SolrMarc is designed to read MARC records and to extract data from those records to build an Apache Solr index. It relies on the library Marc4j for reading MARC records and then uses a user-provided indexing specification to determine what fields are to be created for the Solr input document, and where that data should be extracted from, lastly it uses the SolrJ library for sending the Solr input documents to the Solr index.
As of version 3.0 the program has been completely re-written, based on code written by Oliver Obenland, (See https://github.com/oobenland/SolrMarc-Indexer-Tests)
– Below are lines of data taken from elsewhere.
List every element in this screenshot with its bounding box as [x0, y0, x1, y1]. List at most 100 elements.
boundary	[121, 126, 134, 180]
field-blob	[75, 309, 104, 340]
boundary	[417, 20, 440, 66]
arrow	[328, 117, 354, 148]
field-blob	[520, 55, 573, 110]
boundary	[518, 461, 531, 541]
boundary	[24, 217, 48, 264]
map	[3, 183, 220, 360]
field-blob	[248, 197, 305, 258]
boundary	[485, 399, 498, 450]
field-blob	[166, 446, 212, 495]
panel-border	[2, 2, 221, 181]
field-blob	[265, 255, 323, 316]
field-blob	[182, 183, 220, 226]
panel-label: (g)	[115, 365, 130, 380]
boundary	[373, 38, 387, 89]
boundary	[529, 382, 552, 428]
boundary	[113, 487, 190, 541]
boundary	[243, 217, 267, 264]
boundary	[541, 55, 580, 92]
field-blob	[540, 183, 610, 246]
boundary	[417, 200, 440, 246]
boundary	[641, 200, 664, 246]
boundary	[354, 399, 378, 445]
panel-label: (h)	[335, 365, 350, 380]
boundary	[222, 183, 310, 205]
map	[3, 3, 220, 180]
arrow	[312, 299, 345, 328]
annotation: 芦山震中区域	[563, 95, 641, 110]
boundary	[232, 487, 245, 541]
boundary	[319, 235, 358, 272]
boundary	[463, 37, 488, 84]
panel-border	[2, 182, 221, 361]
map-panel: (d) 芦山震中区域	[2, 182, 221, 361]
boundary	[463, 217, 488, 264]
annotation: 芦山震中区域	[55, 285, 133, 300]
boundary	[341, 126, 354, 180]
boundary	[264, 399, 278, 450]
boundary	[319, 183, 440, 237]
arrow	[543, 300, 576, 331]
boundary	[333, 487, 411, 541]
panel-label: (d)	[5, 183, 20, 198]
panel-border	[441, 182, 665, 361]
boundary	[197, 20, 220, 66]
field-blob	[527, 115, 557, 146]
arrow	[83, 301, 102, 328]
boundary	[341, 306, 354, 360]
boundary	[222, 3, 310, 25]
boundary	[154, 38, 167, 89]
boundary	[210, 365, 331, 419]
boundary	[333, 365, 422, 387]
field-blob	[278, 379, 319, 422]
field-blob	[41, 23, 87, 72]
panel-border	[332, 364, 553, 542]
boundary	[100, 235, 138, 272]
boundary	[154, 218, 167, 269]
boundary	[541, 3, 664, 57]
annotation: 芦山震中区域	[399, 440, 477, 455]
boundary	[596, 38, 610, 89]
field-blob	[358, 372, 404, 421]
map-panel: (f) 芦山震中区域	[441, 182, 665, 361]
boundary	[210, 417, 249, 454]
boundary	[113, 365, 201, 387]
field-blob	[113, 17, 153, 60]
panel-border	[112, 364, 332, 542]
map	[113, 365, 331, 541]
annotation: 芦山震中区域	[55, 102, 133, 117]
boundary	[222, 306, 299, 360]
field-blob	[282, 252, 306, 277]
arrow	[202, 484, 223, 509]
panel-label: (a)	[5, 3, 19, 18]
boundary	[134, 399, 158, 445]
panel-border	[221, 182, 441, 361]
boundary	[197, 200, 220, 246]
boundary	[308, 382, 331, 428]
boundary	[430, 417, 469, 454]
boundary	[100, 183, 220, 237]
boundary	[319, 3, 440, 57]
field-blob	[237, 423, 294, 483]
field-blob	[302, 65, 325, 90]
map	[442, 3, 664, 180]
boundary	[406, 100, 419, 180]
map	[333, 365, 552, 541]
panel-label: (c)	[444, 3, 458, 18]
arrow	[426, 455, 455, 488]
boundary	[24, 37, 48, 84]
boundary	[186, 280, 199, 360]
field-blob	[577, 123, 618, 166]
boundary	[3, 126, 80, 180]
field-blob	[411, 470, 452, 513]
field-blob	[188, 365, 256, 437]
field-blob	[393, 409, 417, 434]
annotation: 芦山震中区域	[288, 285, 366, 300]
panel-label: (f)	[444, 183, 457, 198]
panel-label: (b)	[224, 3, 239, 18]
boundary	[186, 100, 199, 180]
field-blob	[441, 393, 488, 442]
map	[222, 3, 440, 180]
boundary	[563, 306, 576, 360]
The key design improvement Oliver created is to essentially compile the indexing specification once, and then apply that "compiled" version to each of the records that need indexing. I have taken his code and added handling of the basic field specification of SolrMarc (such as:
title_display = 245abnp ) via a parser specification
(CUP and JFlex) which makes defining and handling more complex specifications simpler.
The goal of the design is a program which operates much the same as the earlier versions of SolrMarc, including being able to process index specifications that worked with previous versions and produce substantially the same Solr records. But with the further goals of operating much faster and supporting a richer superset of features in the index specification language.
Included with this project is a Swing-based interactive interface that could eventually be used to develop, modify, extend and debug a set of indexing specifications, but for now it can be used to see how some of the new features will work.
A more in-depth description of the differences in this new version can be found in the Wiki, as well as information on how to install the program, how to create an index specification, how to run the program with that specification.
Additionally there is some information there about the code and design of the program for those that might be interested in contributing to the project.